By Gregory Hershman, Senior specialist, US policy, PRI
As Congress moves to consider President Biden’s $1.9 trillion stimulus proposal, it is important that their efforts are grounded in principles of equitability, sustainability, and ultimately, responsible investment of our national economy.
Stimulus funds that are targeted can provide vital support to individuals, businesses, and industries severely impacted by the COVID-19 pandemic, while also making investments that drive sustainable economic growth and accelerate the shift to a net-zero economy. Poorly designed stimulus programs, however, can intensify economic disparities that existed before and are being exacerbated by the current crisis.
To mitigate that possibility and get the most out of every taxpayer dollar, stimulus packages should fully consider environmental, social and governance (ESG) principles by:
- Ensuring funding is equitably distributed to communities in need, beginning with those specifically impacted by the current crisis;
- Focusing funds to combat climate change, accelerating the shift to a net-zero economy, and;
- Providing comparable, consistent disclosure requirements for recipients of stimulus funding, helping us better understand whether funds supported or harmed efforts on climate action and social equity.
Impact of COVID-19 on women and minority groups
Around the world, the COVID-19 pandemic has hit women and minority communities the hardest. While women have made progress in the US gaining access to the workforce, that progress is being eroded by the pandemic. In the past year, 2.2 million women left the workforce – four times more than male co-workers. In December, the Bureau of Labor Statistics reported that the US lost a net 140,000 jobs, while men gained 16,000 jobs and women lost 156,000.
In the US, Black Americans are dying from COVID-19 at rates two times higher than their share of the population, and Hispanic communities are experiencing infection rates two to four times greater than the rest of the populations. Providing direct support to these communities must be a top priority in stimulus efforts as they deal with outsized disruption in nearly every aspect of their lives, including unemployment that continues to outpace their White neighbors. In December, Congress extended the Paycheck Protection Program, adding $285 billion. Yet only $12 billion, or 4% percent, was set aside for minority-owned businesses that account for 20% of employer businesses. Without funding set aside, it’s unlikely that funds get distributed equitably, as minorities have historically faced higher barriers for financial resources and access to capital.
Investing towards a net-zero economy
Investing in climate action can boost long-term economic growth while also creating an immediate demand for green jobs.

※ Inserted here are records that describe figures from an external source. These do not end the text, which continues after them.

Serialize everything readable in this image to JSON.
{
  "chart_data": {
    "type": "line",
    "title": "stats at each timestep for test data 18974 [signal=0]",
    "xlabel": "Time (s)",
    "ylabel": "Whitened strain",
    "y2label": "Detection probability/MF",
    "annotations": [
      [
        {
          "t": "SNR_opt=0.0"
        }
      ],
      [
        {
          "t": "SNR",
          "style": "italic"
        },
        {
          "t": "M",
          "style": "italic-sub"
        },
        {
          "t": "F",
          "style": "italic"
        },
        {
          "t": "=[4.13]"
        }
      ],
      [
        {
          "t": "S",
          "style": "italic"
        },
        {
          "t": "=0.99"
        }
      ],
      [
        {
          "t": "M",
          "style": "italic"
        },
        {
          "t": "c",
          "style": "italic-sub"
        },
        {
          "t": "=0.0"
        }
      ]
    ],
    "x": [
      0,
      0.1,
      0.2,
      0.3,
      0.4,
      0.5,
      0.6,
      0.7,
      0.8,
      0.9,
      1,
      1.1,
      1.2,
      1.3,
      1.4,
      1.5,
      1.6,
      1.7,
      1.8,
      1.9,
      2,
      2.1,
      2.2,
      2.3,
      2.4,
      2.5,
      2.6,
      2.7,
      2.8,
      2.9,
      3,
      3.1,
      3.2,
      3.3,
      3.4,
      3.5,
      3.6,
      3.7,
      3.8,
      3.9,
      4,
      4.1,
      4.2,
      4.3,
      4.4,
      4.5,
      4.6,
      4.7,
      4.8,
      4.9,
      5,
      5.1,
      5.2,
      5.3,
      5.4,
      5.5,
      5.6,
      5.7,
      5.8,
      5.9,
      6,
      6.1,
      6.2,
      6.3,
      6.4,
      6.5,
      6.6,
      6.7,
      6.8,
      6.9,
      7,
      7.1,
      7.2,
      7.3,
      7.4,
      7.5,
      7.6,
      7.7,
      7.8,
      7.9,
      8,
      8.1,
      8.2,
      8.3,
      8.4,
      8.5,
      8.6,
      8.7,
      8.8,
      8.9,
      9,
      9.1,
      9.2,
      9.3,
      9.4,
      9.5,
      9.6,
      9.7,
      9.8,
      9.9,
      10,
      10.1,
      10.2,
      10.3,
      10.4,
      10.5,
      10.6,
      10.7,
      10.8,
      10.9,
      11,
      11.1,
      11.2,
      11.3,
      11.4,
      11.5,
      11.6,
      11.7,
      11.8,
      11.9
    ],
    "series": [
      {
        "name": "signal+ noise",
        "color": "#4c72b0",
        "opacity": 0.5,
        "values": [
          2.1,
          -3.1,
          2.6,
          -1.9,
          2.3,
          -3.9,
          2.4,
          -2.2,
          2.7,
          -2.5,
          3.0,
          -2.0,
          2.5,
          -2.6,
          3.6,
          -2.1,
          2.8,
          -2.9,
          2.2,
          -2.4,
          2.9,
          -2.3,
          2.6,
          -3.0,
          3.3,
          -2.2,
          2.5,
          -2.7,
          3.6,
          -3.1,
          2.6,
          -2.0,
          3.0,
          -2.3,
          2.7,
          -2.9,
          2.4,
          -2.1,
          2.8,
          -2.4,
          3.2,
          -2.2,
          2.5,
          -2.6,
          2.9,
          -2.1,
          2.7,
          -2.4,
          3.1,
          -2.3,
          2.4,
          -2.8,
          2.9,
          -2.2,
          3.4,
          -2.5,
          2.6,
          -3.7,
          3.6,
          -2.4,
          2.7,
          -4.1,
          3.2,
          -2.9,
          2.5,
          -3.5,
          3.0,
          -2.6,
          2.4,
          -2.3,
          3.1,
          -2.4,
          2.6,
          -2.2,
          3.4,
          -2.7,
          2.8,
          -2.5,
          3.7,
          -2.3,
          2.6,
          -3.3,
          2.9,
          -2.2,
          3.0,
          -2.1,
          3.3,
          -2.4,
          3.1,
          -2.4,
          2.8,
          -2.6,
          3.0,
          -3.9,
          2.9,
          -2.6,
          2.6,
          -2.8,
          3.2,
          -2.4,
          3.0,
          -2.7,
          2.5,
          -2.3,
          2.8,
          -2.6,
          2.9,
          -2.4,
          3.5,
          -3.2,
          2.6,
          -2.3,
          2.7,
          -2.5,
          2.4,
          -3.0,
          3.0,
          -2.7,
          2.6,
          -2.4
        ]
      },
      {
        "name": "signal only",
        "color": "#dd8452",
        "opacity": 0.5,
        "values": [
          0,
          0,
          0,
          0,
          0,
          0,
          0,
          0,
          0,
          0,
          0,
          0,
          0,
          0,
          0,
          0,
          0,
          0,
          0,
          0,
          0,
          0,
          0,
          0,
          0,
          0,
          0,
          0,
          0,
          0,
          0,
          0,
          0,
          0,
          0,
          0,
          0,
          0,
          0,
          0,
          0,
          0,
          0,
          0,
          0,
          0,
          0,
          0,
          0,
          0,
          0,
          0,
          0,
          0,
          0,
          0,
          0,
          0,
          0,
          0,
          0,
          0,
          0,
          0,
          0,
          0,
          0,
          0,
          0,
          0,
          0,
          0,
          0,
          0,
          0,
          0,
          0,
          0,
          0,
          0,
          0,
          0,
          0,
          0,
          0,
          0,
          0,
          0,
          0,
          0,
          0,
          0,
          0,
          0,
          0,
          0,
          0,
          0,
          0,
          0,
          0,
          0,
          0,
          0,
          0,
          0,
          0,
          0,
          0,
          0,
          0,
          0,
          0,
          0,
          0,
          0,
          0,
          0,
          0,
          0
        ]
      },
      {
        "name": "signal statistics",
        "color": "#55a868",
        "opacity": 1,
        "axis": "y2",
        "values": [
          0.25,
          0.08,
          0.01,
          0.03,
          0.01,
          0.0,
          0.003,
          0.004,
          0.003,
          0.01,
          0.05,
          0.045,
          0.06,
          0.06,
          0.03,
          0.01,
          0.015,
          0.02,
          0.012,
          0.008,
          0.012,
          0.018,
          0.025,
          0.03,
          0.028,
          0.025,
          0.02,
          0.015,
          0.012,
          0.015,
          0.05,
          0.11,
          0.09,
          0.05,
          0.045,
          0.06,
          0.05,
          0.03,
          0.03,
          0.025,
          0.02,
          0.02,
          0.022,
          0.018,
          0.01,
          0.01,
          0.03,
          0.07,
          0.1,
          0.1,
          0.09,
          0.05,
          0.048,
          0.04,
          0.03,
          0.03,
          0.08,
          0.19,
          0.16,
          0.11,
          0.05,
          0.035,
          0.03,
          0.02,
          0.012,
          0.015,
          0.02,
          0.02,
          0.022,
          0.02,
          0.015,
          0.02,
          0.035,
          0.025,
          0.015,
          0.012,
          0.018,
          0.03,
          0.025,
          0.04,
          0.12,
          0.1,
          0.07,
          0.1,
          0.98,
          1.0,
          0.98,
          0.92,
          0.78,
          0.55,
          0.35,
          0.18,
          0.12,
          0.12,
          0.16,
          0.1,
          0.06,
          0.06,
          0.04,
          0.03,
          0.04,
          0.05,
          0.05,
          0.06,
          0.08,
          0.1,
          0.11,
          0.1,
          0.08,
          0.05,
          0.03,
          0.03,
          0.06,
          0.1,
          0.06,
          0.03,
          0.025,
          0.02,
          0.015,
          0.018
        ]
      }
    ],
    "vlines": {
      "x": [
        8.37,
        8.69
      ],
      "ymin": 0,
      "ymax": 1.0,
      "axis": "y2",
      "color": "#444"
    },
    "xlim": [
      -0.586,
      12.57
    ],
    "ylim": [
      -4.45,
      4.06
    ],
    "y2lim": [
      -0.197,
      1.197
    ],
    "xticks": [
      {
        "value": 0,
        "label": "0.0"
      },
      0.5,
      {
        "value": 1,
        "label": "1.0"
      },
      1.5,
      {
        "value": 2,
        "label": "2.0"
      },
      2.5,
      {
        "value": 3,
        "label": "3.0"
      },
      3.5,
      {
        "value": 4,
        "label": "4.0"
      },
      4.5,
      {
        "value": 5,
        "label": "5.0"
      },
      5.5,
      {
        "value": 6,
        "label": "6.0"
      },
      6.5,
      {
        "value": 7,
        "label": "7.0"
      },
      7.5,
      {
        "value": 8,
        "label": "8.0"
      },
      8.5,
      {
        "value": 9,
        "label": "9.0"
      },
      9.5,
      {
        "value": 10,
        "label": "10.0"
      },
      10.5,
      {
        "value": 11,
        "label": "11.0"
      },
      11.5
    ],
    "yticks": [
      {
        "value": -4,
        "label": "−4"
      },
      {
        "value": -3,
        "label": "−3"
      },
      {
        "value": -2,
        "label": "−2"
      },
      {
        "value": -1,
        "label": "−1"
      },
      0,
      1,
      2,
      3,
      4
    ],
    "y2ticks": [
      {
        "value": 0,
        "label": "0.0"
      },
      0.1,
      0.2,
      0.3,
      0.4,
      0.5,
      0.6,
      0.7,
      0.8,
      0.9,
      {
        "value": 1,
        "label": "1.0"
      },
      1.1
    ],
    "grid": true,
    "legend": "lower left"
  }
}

The December 2019 stimulus bill reauthorized the Weatherization Assistance Program through 2025 and provided more than $600 million in funding for electric vehicle charging stations. Similar small-scale projects proved most effective at spurring job growth in a review of the 2009 stimulus efforts. These projects can collectively spark a sea change, if national standards for building emissions, fuel economy, and zero emissions vehicles are set in line with a net-zero economy.
National standards should be paired with limits on funding that either increase emissions or slow the transition to a green economy. Last year, nearly $2 billion in federal stimulus dollars was awarded to oil & gas companies. Although intended to pay workers, few guardrails were put in place and at least one company tried to award the exact amount it received - $9.7 million - to executives as bonuses. Fossil fuel investments place a paradoxical economic cost on the rest of the country through unaccountable impacts on environmental and public health  Instead of funding heavy-polluting industries, the focus should be on immediate aid for workers and rapid upskilling, like that recently called for by the US Chamber of Commerce, or R&D to cut emissions.

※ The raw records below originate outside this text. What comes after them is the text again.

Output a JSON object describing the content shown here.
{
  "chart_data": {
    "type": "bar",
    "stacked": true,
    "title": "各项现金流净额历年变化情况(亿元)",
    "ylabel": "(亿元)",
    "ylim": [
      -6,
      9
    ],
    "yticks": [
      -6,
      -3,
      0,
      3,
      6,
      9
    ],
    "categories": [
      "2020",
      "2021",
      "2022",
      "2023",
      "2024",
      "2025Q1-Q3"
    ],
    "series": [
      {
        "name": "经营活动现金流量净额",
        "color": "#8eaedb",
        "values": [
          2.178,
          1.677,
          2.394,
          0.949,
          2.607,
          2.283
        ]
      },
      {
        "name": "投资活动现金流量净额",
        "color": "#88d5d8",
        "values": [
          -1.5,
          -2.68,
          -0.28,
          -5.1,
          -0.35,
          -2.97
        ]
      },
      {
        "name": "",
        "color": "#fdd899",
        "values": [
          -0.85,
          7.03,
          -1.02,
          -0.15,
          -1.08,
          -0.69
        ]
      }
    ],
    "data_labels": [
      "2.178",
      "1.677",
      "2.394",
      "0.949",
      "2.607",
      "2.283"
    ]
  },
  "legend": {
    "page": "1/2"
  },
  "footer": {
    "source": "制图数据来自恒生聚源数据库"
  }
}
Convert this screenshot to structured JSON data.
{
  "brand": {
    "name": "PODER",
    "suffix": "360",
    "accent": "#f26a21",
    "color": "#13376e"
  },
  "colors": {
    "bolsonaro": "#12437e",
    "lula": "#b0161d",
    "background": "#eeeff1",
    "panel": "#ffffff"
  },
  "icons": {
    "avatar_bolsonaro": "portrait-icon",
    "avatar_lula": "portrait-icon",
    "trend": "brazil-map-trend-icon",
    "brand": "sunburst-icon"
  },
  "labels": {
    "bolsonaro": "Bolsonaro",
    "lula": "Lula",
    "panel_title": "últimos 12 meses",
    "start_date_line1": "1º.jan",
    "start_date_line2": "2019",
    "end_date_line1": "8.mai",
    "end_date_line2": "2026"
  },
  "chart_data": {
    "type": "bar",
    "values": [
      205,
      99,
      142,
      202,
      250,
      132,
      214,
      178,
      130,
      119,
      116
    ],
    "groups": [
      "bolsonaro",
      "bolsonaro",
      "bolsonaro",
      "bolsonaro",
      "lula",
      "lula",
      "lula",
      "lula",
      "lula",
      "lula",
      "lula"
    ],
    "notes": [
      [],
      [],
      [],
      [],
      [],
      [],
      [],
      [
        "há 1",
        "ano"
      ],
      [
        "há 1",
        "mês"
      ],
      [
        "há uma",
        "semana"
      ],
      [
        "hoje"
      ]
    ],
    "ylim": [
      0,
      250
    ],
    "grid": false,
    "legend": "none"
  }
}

Ensuring we’re building toward a sustainable future
The 2009 American Recovery and Reinvestment Act injected $900 billion into the economy. Since the 2009 stimulus, we’ve seen that exact amount - $900 billion - in damage to American communities by “billion dollar” extreme weather events alone according to NOAA. Beyond simply knowing where tax dollars are going, companies receiving federal stimulus dollars should be required to disclose their exposure and contribution to climate change. The Task Force on Climate-Related Financial Disclosures (TCFD) has outlined principles showing what an effective disclosure would look like. Other groups such as the Sustainability Accounting Standards Board (SASB) have created working, industry-specific disclosures in line with the TCFD recommendations. Only through consistent, comparable disclosure will we know if stimulus efforts are contributing to climate solutions or simply feeding the growing cycle of climate destruction.
Not all stimulus funding is created equal. Without vision and oversight, in the long-term, stimulus funds may exacerbate the issues we’re seeking to solve. As Congress continues negotiations in the days ahead, Members should focus on environmental, social and governance principles to build back better.